Lava-spewing volcanoes aren’t known for generating rainbows, but that’s exactly what seemed to happen this week in Hawaii.
The U.S. Geological Survey shared a photo Thursday showing a well defined rainbow formed Monday over Kilauea volcano, which has been erupting for two months.
“A pot of lava at the end of the rainbow?” the group wrote on Facebook.
The rainbow ended in a lava lake that is 715 feet deep — and still growing. But experts say the eruption is not what caused the rainbow.
It formed after a mix of mist and rain drifted over the hot caldera, something that happens often, officials said.

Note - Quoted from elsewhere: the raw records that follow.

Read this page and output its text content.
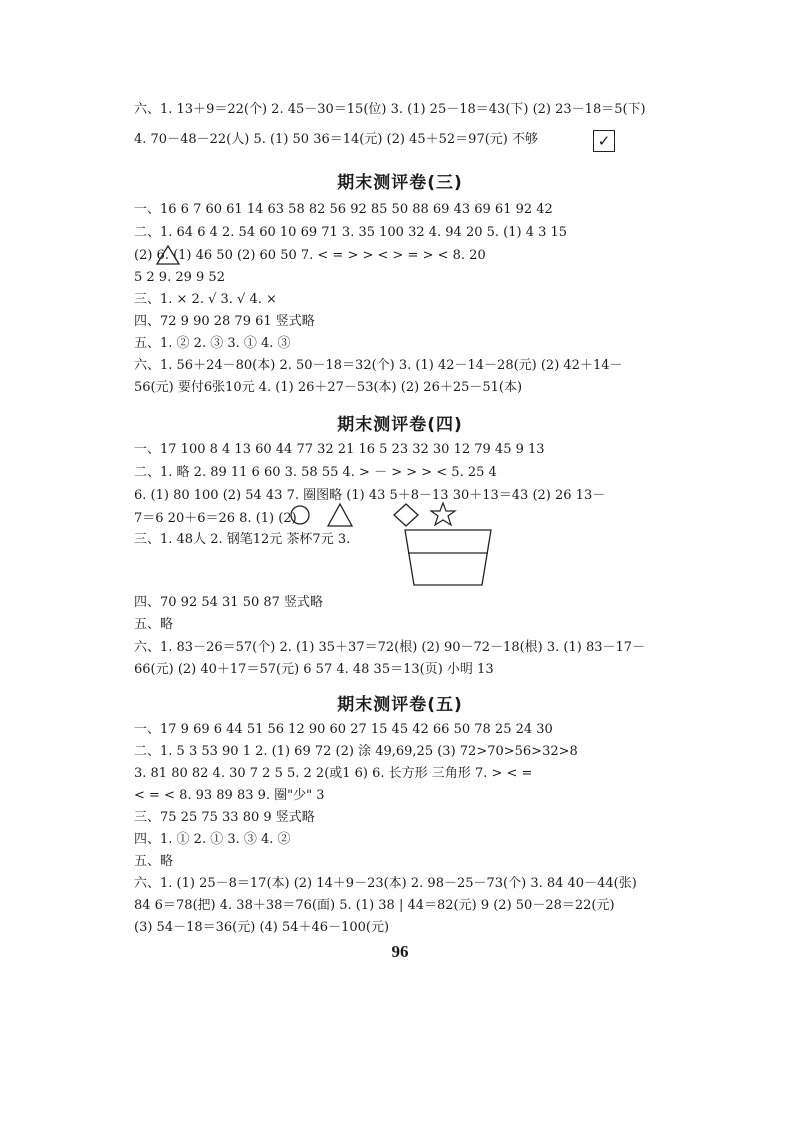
六、1. 13＋9＝22(个) 2. 45－30＝15(位) 3. (1) 25－18＝43(下) (2) 23－18＝5(下)
4. 70－48－22(人) 5. (1) 50 36＝14(元) (2) 45＋52＝97(元) 不够	✓
期末测评卷(三)
一、16 6 7 60 61 14 63 58 82 56 92 85 50 88 69 43 69 61 92 42
二、1. 64 6 4 2. 54 60 10 69 71 3. 35 100 32 4. 94 20 5. (1) 4 3 15
(2) 6. (1) 46 50 (2) 60 50 7. < = > > < > = > < 8. 20
5 2 9. 29 9 52
三、1. × 2. √ 3. √ 4. ×
四、72 9 90 28 79 61 竖式略
五、1. ② 2. ③ 3. ① 4. ③
六、1. 56＋24－80(本) 2. 50－18＝32(个) 3. (1) 42－14－28(元) (2) 42＋14－
56(元) 要付6张10元 4. (1) 26＋27－53(本) (2) 26＋25－51(本)
期末测评卷(四)
一、17 100 8 4 13 60 44 77 32 21 16 5 23 32 30 12 79 45 9 13
二、1. 略 2. 89 11 6 60 3. 58 55 4. > － > > > < 5. 25 4
6. (1) 80 100 (2) 54 43 7. 圈图略 (1) 43 5＋8－13 30＋13＝43 (2) 26 13－
7＝6 20＋6＝26 8. (1) (2)
三、1. 48人 2. 钢笔12元 茶杯7元 3.
四、70 92 54 31 50 87 竖式略
五、略
六、1. 83－26＝57(个) 2. (1) 35＋37＝72(根) (2) 90－72－18(根) 3. (1) 83－17－
66(元) (2) 40＋17＝57(元) 6 57 4. 48 35＝13(页) 小明 13
期末测评卷(五)
一、17 9 69 6 44 51 56 12 90 60 27 15 45 42 66 50 78 25 24 30
二、1. 5 3 53 90 1 2. (1) 69 72 (2) 涂 49,69,25 (3) 72>70>56>32>8
3. 81 80 82 4. 30 7 2 5 5. 2 2(或1 6) 6. 长方形 三角形 7. > < =
< = < 8. 93 89 83 9. 圈"少" 3
三、75 25 75 33 80 9 竖式略
四、1. ① 2. ① 3. ③ 4. ②
五、略
六、1. (1) 25－8＝17(本) (2) 14＋9－23(本) 2. 98－25－73(个) 3. 84 40－44(张)
84 6＝78(把) 4. 38＋38＝76(面) 5. (1) 38 | 44＝82(元) 9 (2) 50－28＝22(元)
(3) 54－18＝36(元) (4) 54＋46－100(元)
96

On Jan. 6, the USGS shared a photo of another rainbow obscuring the erupting fissure.
The phenomenon is not often seen by the public, because safety precautions keep people away from the caldera’s edge during eruptions.
Temperatures above the lava lake range from 200 to 400 degrees, officials say, and there is a lingering threat of an explosion and gas emissions.
The rainbow photo has amassed hundreds of reactions, including some who noted it was an even more rare double rainbow.
“I guess no one every thought there would a crater full of lava at the end of the rainbow,” Ian McFadyen wrote. “What an amazing coincidence of wildly different natural phenomena.”
The USGS says the lava lake continues to evolve, though the eruption has “stabilized” to a slow, steady output of lava. It contains islands, too, which have been locked in place as the surface of the lake hardens.
“In an odd twist, the solidified crust contains bubbles and is more buoyant than the molten lava,” the USGS reports.
“The crust on the eastern portion of the lava lake has remained solidified for about a month now, but it continues to rise within the crater. How is this possible? The main mechanism driving the rise of the crust is active lava from the perched lake seeping down underneath the solidified crust to force it upward.”